Does the description disclose side effects, auth requirements, rate limits, or destructive behavior?

No annotations are provided, so the description must fully disclose behavioral traits. It mentions randomizing MAC addresses but does not explain side effects on the original template, whether the operation requires specific permissions, what happens to existing VM properties, or what the tool returns. This is a significant gap for a mutation tool.

Agents need to know what a tool does to the world before calling it. Descriptions should go beyond structured annotations to explain consequences.

Conciseness5/5

Is the description appropriately sized, front-loaded, and free of redundancy?

The description is extremely concise: one sentence stating the purpose followed by a brief list of parameter explanations. No redundant information, and the key action is front-loaded.

Shorter descriptions cost fewer tokens and are easier for agents to parse. Every sentence should earn its place.

Completeness3/5

Given the tool's complexity, does the description cover enough for an agent to succeed on first attempt?

Given the moderate complexity (3 parameters, no output schema), the description covers the essential usage and parameter semantics well. However, it lacks information about return values, success/failure conditions, and operational prerequisites (e.g., VM state). These omissions prevent full completeness.

Complex tools with many parameters or behaviors need more documentation. Simple tools need less. This dimension scales expectations accordingly.

Parameters5/5

Does the description clarify parameter syntax, constraints, interactions, or defaults beyond what the schema provides?

The description provides clear, helpful explanations for all three parameters, including default behavior for randomize_mac. Since schema description coverage is 0%, the description fully compensates by documenting each parameter's meaning and purpose, going beyond the bare schema.

Input schemas describe structure but not intent. Descriptions should explain non-obvious parameter relationships and valid value ranges.

Purpose5/5

Does the description clearly state what the tool does and how it differs from similar tools?

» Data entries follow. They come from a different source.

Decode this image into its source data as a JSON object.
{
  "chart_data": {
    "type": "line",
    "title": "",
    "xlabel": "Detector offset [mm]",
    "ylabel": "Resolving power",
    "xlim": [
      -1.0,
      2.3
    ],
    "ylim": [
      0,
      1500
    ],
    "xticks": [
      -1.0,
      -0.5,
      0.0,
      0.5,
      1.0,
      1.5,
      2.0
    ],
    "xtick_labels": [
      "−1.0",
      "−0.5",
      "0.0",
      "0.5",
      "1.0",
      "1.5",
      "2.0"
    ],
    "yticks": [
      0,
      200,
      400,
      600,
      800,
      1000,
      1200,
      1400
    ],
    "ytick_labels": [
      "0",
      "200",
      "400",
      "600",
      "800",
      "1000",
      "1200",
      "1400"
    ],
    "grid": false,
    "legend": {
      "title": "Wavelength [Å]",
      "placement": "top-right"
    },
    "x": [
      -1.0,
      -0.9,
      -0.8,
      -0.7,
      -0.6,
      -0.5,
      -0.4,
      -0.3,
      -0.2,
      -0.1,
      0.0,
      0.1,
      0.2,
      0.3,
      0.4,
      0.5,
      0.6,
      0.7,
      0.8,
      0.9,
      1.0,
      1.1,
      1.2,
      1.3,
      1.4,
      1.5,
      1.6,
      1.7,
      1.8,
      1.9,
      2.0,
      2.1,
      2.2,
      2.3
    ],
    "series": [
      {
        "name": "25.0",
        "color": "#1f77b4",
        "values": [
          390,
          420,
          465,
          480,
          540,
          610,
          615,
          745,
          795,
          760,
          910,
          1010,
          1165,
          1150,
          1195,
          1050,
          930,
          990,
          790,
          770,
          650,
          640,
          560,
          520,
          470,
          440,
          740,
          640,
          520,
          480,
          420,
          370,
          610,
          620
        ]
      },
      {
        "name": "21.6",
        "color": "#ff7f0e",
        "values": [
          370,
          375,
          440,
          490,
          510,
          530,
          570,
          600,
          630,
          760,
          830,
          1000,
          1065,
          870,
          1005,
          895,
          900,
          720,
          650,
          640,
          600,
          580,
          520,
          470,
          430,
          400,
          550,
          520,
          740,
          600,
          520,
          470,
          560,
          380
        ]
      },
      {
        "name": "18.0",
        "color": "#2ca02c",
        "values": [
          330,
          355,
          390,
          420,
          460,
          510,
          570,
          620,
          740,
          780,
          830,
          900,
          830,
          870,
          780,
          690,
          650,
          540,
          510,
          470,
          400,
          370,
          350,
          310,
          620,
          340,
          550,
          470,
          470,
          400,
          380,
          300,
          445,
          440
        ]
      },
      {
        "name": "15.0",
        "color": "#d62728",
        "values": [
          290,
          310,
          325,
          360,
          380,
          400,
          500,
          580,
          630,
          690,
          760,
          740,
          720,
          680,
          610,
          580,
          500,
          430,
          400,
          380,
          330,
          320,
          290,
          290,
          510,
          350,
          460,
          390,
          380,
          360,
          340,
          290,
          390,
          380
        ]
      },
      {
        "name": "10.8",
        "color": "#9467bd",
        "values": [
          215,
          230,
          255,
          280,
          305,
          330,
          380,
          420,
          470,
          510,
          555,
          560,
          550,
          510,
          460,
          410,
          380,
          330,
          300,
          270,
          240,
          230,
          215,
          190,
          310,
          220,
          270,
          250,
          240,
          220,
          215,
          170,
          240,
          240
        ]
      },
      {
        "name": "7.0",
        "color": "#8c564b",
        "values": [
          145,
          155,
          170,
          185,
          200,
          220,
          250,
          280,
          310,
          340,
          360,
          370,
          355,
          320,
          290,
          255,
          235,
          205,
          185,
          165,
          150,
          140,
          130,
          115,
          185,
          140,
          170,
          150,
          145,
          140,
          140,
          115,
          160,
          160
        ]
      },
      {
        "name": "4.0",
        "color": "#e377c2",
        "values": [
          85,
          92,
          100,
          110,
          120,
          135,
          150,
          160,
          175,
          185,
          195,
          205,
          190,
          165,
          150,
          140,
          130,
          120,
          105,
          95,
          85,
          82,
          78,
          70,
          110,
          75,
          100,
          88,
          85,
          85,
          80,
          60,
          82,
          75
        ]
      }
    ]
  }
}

The description clearly states the tool clones a UTM template VM and includes a unique random MAC address. It specifies the action (clone), resource (UTM template VM), and a key distinguishing feature, differentiating it from sibling tools like delete_vm or start_vm.

Agents choose between tools based on descriptions. A clear purpose with a specific verb and resource helps agents select the right tool.

Usage Guidelines3/5

Does the description explain when to use this tool, when not to, or what alternatives exist?

The description does not provide explicit guidance on when to use this tool versus alternatives, nor does it mention prerequisites or exclusions. It implies usage for cloning templates but lacks context such as whether the template must exist or if the VM must be stopped. This is adequate but not exemplary.

Agents often have multiple tools that could apply. Explicit usage guidance like "use X instead of Y when Z" prevents misuse.